Alf,Bert and Old Bill 001

Bairnsfather– Rafferty is the original Old Bill.

On my recent visit to the British Library I discovered The Weekly Dispatch Article dated 5th August 1917.  ” HAVE I INSULTED THE BRITISH ARMY?”  Parts of the interview with Capt. BRUCE BAIRNSFATHER below,   the report includes a blown up photograph   (above)  of the one he took in the trenches showing the three men named too, Old Bill, Bert and Alf.  (Thomas Henry Rafferty is the man on the right, named by Bairnsfather as Old Bill.)

Bairnsfather said:—

”Old Bill” was as gentle a fighting man as ever shouldered a rifle. He couldn’t possibly be dressed smartly under the conditions under which he existed. He had been a very smart soldier before he was taken from an Aldershot barrack room to make one of a draft of ”French’s contemptible little army.”

When we remember what he went through….the bitter hardships he bore, the makeshifts he put up with, the prodigies of valour he performed at Mons and Ypres and elsewhere —is it any wonder that he cultivated a walrus moustache and wore a disreputable -looking Balaclava ”woolly” over a tattered khaki tunic?

 I have invented nothing. This photograph I took in Plugstreet wood in 1914, and here you see for the first time the originals of Old Bill, Bert, and Alf as I knew them and portrayed them.

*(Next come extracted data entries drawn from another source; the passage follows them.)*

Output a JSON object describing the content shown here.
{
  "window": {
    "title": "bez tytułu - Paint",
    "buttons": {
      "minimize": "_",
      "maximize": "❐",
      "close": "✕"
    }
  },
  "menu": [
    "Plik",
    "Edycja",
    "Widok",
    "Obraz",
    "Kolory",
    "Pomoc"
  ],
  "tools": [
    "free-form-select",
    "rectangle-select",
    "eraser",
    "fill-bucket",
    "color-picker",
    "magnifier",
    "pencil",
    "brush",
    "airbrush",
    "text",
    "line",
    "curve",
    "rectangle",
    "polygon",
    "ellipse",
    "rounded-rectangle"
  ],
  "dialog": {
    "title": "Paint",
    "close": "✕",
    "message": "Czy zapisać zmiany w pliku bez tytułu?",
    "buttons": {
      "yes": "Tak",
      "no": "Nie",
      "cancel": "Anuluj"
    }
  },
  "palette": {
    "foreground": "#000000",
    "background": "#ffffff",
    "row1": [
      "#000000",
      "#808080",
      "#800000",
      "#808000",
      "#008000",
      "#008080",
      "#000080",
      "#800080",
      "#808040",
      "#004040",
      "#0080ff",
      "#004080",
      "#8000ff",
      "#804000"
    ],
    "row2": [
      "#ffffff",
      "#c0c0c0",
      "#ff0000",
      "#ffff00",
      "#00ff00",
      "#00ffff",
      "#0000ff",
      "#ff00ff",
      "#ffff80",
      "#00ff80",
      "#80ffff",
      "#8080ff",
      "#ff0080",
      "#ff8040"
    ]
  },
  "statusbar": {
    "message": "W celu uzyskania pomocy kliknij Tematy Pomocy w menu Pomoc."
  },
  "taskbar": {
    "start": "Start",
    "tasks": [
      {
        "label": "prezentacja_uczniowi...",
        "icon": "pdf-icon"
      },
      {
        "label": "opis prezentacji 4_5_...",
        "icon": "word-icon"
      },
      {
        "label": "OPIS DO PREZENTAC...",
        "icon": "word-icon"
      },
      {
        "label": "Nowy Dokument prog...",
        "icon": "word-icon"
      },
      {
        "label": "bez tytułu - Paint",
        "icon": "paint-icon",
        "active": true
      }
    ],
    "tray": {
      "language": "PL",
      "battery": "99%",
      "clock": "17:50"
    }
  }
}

(Part of a lengthy interview with Bairnsfather)

 

 

My notes— I found this information regards Plugs -Street:_
The name of this small village, and of the nearby wood, is actually Ploegsteert, but to those who served here during the Great War it became known as “Plugstreet”. The village is at the very south of the area associated with Ypres; in fact it is not regarded as part of the ‘Ypres Salient’ by many. It is only about two miles north of Armenitieres, close to the French border and eight miles south of Ypres.